There is no American garden party without milkshakes and beer. But as far as Britons are concerned, the milkshake isn’t the typical go-to beverage for the summer. In fact, if you want to throw an adult version of the garden party, you probably need to revise the recipes for some of the most crowd-pleasing cocktails. There can’t be a real party without a somehow posh cocktail, because, even if you’re not invited to the official event, you still know that garden parties have a lot in common with the Queen. Therefore, adding an element of sophistication and elegance with carefully selected recipes can wow your guests. You can also offer alc-free drinks such as lassis to your younger guests. Not that there’s anything wrong with milkshakes, but you know a lassi can be dressed up to fit the semi-Royal mood!

Urgh, a bbq for my vegan friends?

The typical barbecue party involves burger patties, sausages, and buns. However, people have a much more complex diet nowadays than they used to in your favourite US films. If you’re inviting only a handful of friends, you might have to cater for vegetarian and vegan guests. A simple tomato pasta salad can get everybody excited and satisfy even your meat-eating guests.
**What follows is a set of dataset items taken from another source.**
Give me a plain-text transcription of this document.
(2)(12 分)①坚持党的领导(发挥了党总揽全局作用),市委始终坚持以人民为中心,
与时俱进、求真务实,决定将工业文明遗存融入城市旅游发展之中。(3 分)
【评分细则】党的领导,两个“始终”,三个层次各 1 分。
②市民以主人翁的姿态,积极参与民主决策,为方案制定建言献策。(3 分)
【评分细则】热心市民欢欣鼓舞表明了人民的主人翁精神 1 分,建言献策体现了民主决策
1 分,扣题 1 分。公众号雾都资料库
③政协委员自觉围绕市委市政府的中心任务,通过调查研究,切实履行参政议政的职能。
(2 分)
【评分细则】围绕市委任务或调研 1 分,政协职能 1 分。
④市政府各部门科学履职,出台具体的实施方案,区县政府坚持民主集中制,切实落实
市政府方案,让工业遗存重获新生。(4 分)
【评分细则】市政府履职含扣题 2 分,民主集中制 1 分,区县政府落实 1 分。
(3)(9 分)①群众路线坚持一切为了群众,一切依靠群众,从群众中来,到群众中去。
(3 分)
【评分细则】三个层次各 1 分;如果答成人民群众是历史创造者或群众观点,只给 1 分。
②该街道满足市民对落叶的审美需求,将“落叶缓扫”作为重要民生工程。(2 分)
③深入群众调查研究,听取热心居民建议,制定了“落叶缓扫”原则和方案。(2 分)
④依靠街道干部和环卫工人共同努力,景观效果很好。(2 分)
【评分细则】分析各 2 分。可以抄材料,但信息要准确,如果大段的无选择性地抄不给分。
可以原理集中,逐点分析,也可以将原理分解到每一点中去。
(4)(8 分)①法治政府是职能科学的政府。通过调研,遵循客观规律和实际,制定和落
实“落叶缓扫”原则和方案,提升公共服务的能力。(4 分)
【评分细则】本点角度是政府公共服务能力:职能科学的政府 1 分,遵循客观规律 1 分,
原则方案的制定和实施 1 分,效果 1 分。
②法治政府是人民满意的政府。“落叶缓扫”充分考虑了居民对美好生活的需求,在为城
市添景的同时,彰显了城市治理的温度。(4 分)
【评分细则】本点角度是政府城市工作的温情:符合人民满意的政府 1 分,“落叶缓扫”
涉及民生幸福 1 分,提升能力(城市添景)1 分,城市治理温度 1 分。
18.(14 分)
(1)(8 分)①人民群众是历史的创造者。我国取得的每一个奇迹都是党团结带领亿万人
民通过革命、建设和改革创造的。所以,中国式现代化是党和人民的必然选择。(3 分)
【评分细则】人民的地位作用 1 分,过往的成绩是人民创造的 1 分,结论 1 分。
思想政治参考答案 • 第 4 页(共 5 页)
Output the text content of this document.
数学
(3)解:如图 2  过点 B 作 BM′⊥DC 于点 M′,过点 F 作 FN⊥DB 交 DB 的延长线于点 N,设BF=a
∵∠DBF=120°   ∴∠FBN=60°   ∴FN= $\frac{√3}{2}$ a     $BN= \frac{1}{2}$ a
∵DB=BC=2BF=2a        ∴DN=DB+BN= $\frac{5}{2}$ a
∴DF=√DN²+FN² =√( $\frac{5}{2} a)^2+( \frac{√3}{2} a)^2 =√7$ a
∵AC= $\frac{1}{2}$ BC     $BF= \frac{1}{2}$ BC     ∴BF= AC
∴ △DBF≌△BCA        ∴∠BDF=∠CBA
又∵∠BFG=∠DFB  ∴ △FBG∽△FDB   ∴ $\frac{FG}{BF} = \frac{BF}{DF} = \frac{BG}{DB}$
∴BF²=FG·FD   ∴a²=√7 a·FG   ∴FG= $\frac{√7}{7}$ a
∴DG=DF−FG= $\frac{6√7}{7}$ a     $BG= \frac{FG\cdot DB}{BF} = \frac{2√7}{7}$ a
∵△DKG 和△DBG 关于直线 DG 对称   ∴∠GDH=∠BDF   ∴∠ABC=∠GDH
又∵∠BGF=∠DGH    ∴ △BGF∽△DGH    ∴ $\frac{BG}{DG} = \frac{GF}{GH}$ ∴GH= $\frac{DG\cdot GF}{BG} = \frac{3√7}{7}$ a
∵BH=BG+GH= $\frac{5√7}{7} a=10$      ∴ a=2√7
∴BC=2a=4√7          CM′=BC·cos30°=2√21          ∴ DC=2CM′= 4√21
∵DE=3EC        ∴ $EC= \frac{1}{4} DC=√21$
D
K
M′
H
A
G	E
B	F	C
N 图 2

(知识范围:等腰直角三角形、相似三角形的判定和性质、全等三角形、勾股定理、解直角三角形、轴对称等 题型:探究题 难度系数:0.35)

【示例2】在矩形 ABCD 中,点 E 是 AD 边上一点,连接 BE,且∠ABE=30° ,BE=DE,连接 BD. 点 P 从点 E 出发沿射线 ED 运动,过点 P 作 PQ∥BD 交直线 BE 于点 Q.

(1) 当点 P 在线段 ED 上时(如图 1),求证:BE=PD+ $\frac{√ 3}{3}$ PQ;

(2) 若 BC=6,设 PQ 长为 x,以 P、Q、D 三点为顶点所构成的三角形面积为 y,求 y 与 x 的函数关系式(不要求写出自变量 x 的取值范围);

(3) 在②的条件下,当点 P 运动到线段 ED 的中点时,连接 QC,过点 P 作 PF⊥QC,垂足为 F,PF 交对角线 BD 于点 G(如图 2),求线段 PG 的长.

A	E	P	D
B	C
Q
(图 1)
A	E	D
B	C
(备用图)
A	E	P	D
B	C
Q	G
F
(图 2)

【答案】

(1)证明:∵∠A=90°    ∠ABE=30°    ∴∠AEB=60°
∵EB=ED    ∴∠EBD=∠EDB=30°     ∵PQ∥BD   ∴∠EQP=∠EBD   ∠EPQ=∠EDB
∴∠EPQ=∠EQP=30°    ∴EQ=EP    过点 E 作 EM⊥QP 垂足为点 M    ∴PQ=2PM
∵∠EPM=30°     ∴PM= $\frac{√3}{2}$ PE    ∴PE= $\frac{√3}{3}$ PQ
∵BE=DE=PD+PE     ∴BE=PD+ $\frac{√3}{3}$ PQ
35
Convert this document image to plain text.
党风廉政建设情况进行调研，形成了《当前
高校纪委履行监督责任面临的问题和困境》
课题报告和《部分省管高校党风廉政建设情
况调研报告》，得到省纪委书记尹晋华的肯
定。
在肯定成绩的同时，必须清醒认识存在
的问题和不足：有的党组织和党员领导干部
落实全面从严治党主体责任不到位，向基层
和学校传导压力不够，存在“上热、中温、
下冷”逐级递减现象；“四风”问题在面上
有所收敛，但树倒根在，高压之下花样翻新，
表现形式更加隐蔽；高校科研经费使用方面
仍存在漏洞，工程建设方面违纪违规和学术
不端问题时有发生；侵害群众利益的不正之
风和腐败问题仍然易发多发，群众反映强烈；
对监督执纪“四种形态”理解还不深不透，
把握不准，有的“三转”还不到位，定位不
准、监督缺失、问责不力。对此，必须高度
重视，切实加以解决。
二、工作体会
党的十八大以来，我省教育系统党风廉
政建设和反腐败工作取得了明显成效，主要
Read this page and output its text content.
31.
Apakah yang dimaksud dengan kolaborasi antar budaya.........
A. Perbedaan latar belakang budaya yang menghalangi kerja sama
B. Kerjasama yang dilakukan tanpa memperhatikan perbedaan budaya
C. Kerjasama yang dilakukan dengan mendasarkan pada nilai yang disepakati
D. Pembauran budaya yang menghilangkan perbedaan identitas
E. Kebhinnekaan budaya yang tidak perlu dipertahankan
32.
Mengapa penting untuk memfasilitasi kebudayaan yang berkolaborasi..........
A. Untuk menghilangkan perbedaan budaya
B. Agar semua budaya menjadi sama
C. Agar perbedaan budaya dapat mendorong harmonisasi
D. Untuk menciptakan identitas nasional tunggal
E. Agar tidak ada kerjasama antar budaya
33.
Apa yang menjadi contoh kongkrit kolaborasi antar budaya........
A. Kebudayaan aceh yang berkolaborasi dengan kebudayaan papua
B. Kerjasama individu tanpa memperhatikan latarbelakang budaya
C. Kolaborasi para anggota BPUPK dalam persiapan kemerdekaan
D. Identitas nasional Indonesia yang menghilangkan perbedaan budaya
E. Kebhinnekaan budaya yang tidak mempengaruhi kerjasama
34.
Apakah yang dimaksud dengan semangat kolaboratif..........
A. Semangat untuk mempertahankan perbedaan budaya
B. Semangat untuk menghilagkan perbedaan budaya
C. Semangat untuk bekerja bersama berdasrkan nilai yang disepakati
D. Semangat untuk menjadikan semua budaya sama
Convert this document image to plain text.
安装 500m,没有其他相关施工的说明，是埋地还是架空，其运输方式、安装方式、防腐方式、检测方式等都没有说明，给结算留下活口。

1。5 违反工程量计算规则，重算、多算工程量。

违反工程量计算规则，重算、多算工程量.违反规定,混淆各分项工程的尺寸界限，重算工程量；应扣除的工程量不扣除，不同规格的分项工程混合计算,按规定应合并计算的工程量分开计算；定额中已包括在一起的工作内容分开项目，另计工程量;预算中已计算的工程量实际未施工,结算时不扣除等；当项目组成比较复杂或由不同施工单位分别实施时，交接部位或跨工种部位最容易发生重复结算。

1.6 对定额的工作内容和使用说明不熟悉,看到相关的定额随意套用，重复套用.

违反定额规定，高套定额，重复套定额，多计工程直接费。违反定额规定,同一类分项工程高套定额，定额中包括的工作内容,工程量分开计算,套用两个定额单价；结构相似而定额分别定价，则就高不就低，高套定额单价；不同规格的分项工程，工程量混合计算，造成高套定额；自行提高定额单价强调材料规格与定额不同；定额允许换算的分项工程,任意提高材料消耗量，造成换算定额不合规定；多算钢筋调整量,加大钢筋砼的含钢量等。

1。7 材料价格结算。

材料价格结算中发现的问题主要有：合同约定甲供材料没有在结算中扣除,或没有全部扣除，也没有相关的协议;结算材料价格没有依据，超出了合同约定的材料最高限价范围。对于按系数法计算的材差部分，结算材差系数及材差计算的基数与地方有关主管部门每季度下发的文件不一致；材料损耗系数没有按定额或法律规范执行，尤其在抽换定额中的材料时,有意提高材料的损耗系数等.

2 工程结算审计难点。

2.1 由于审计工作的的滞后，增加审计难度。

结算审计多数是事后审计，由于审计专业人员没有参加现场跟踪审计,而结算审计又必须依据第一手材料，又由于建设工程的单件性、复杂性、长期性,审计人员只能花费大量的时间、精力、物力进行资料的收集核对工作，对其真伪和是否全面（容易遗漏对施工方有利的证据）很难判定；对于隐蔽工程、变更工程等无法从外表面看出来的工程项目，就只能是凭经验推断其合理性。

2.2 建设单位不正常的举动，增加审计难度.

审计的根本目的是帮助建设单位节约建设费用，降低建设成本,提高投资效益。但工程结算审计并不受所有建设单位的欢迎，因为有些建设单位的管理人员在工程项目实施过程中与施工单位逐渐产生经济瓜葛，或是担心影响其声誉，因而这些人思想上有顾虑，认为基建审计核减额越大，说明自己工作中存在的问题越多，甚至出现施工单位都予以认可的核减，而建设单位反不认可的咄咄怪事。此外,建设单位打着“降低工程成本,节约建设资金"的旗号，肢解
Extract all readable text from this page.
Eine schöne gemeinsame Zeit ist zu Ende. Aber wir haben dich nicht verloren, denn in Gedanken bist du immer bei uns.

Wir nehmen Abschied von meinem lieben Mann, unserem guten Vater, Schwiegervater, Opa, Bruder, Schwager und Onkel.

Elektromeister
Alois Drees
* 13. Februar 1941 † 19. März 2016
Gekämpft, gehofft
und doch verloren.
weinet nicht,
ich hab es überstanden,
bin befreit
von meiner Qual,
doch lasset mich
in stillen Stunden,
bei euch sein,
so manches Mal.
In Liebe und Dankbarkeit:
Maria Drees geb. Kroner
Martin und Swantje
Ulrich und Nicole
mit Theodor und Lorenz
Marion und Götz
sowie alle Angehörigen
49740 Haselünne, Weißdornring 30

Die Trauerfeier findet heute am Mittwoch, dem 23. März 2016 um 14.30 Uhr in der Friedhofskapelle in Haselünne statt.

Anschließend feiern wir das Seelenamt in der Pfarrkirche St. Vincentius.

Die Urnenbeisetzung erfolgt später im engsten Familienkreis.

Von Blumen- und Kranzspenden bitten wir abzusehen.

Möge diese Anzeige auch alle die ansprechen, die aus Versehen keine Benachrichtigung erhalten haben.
If you want to give guests a choice, a buffet with smoky mini pizzas that people can top with the ingredients of their choice can ensure that nobody feels left out from the menu. As long as you offer a variety of meat, fish, vegetables, and dairy-free products, you can cater for large groups without worrying about finding a dish that will meet the different expectations and dietary requirements. Ideally, you should already have a list of food intolerance, allergies, and other specifications before you start planning your menu! In our small British gardens, an open-air bbq is not always a good idea as your guests risk inhaling the smoke.

Replace the meat with salads.


Getting ready for a party takes only a few minutes

A garden party with the Queen might require hours of preparation. But as you’re switching the Afternoon Tea with the Royals for a buffet meal with friends, you can things casual and easy. Don’t overthink it; you can’t turn up to a British garden party in your best clothes. From food spillage to rain, many risk factors threaten your cocktail dress. Instead, slip into a floaty summer dress. Prairie dresses are back in trend. Paired with sneakers and a loose ponytail, you’re ready for a day out with friends and relatives.

No party without a cake

Last but not least, there is no party with a typical British pudding. We have so many yummy cake recipes that it would be sad not to prepare for the sweet classics of the British cuisine. Nothing beats the authentic flavours of a homebaked cake. Truly, you don’t need to be an experienced baker to turn up with your homemade Victoria Sponge cake. If you want to add a twist to the recipe, replace the raspberry jam with gooseberry conserve, which adds a tangy taste to the cake. For something to dunk in your tea, homemade shortbread is a must! You can flavour the biscuit by sprinkling sugar and dried lavender on top.

The garden party as we dream of it doesn’t exist in Britain. But you can certainly recreate the conviviality, playfulness, and cosiness of an American BBQ event in your garden. Gather a few friends, select your drinks and dishes, and set the decor. To put a British twist to your party, remember to take the UK weather into consideration!